Oui, bien sûr, nos gendarmes reçoivent des formations sur l'accompagnement aux violences intrafamiliales (VIF). Il est vrai que, dans les zones rurales, il y a un trou dans la raquette en matière d'associations et de capacité d'hébergement. Le primo-intervenant est seul dans son unité.
Au-delà des formations à l'accueil, nous avons mis en place des unités spécifiques, avec au moins une maison de protection des familles par département, avec des relais, des cellules de protection des familles, jusqu'à l'échelon des compagnies, de sorte que, dès que des dossiers deviennent complexes, des gendarmes un peu plus spécialisés puissent prendre le relais au plus vite, ce qui n'enlève rien à ce qu'a pu faire le premier intervenant.
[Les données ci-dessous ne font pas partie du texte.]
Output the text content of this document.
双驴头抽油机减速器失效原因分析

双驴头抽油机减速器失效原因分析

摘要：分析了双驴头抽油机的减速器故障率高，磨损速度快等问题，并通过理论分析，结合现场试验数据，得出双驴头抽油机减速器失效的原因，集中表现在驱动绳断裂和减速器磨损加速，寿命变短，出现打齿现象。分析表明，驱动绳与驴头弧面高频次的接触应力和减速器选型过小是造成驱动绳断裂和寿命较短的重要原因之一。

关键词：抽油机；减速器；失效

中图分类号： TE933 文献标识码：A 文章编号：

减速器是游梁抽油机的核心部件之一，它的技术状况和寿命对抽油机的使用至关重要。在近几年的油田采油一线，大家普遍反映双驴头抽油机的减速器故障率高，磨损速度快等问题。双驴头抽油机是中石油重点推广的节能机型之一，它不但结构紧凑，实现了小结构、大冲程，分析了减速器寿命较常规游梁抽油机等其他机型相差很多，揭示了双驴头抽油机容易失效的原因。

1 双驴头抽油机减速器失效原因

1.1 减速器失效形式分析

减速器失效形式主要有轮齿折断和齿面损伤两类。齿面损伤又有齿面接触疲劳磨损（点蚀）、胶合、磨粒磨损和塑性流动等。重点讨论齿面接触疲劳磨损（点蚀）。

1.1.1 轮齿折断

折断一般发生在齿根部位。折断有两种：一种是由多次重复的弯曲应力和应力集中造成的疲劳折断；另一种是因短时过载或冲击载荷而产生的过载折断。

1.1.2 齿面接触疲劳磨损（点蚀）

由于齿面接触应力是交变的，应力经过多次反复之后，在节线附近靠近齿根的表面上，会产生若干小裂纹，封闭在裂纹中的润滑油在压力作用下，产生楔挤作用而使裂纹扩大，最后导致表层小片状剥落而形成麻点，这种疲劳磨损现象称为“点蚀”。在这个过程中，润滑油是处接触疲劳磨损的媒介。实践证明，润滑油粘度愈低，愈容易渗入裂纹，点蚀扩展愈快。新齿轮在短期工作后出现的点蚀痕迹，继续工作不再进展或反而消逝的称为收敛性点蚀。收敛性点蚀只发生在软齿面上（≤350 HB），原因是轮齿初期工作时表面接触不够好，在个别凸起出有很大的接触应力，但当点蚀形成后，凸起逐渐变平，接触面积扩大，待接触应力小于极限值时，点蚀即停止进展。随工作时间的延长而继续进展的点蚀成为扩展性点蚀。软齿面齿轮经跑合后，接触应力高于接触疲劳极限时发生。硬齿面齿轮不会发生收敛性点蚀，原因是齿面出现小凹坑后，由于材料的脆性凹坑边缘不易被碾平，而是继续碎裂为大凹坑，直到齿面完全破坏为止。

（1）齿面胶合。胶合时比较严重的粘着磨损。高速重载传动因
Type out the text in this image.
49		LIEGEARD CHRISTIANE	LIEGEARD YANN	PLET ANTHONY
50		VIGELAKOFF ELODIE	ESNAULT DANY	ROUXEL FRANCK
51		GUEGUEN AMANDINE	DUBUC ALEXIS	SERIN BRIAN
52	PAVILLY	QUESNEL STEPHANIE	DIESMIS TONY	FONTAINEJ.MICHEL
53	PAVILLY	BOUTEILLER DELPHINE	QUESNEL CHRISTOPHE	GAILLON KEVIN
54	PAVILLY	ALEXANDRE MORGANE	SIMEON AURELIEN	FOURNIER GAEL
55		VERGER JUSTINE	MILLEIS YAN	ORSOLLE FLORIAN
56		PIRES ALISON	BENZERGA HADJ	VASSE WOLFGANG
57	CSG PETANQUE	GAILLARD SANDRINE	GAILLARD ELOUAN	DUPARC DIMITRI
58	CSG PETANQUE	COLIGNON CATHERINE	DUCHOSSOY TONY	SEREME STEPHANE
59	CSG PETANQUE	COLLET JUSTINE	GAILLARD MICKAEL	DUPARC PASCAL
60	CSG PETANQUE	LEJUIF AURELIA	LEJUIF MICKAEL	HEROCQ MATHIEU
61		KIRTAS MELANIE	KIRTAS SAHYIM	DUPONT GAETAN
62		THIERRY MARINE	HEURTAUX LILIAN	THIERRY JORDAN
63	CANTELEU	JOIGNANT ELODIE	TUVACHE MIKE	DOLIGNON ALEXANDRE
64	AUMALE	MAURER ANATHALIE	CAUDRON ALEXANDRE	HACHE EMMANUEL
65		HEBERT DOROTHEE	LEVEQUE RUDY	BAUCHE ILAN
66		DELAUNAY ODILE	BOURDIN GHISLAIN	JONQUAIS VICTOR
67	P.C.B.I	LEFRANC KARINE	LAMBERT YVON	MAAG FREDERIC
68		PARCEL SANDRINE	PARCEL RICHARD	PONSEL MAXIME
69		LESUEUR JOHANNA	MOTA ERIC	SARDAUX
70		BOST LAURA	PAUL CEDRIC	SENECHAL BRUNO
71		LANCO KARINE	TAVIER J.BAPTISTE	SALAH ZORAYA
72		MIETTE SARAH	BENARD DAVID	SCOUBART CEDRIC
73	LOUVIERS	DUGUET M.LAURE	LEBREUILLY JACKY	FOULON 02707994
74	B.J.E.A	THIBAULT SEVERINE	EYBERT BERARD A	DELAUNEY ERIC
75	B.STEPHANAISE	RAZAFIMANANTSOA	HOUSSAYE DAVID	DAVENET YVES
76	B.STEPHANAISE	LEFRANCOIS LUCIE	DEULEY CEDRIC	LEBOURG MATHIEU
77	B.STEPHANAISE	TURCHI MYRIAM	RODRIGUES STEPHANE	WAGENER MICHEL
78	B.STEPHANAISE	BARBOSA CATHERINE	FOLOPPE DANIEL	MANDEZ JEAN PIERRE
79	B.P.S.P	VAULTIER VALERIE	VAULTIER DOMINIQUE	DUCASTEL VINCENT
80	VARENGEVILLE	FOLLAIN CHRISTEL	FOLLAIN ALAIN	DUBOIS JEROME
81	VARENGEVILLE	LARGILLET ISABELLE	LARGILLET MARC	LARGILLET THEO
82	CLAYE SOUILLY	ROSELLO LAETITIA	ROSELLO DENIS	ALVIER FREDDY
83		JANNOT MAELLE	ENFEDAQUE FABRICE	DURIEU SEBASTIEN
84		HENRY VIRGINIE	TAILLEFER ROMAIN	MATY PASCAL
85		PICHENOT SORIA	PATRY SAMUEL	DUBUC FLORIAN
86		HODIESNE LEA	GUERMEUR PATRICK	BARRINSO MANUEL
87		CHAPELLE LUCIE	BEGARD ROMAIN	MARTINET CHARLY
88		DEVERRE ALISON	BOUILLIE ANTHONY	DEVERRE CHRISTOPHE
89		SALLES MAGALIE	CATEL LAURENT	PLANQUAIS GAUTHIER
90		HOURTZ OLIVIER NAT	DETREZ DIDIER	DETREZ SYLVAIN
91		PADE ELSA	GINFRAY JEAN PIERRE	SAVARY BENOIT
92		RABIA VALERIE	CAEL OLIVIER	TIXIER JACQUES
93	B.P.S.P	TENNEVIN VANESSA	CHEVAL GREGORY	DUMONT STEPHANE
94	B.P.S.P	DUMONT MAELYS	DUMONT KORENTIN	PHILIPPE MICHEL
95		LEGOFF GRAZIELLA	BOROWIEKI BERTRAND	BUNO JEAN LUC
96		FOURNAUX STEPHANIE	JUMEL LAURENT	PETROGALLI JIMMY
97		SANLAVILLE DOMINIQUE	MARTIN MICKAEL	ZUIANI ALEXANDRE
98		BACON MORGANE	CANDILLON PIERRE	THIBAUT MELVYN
Nous avons toujours eu, en matière de maintien de l'ordre, le souci de veiller à la désescalade. Ceux qui sont allés au Centre national d'entraînement des forces de gendarmerie de Saint-Astier ont pu le constater : le leitmotiv est que les forces de l'ordre ne doivent pas conduire à l'escalade d'une manifestation, et que la riposte doit toujours être graduée et adaptée à la menace. De mon point de vue, l'approche de notre conception du maintien de l'ordre n'a pas beaucoup changé depuis que ce centre existe.
Enfin, l'augmentation du droit d'usage des armes est discutable, parce que bien des mesures de la nouvelle loi figuraient déjà dans le décret du 20 mai 1903 sur l'organisation et le service de la gendarmerie. Il y a eu peu d'évolution en la matière. Nous essayons, autant que faire se peut, de former nos personnels et de les faire réfléchir à des situations qui se présentent assez communément, notamment sur la base de scénarios présentés à des groupes de gendarmes par un moniteur d'intervention professionnelle dont le dénouement comporte un usage des armes. Cependant, la dernière seconde appartient évidemment à chacun.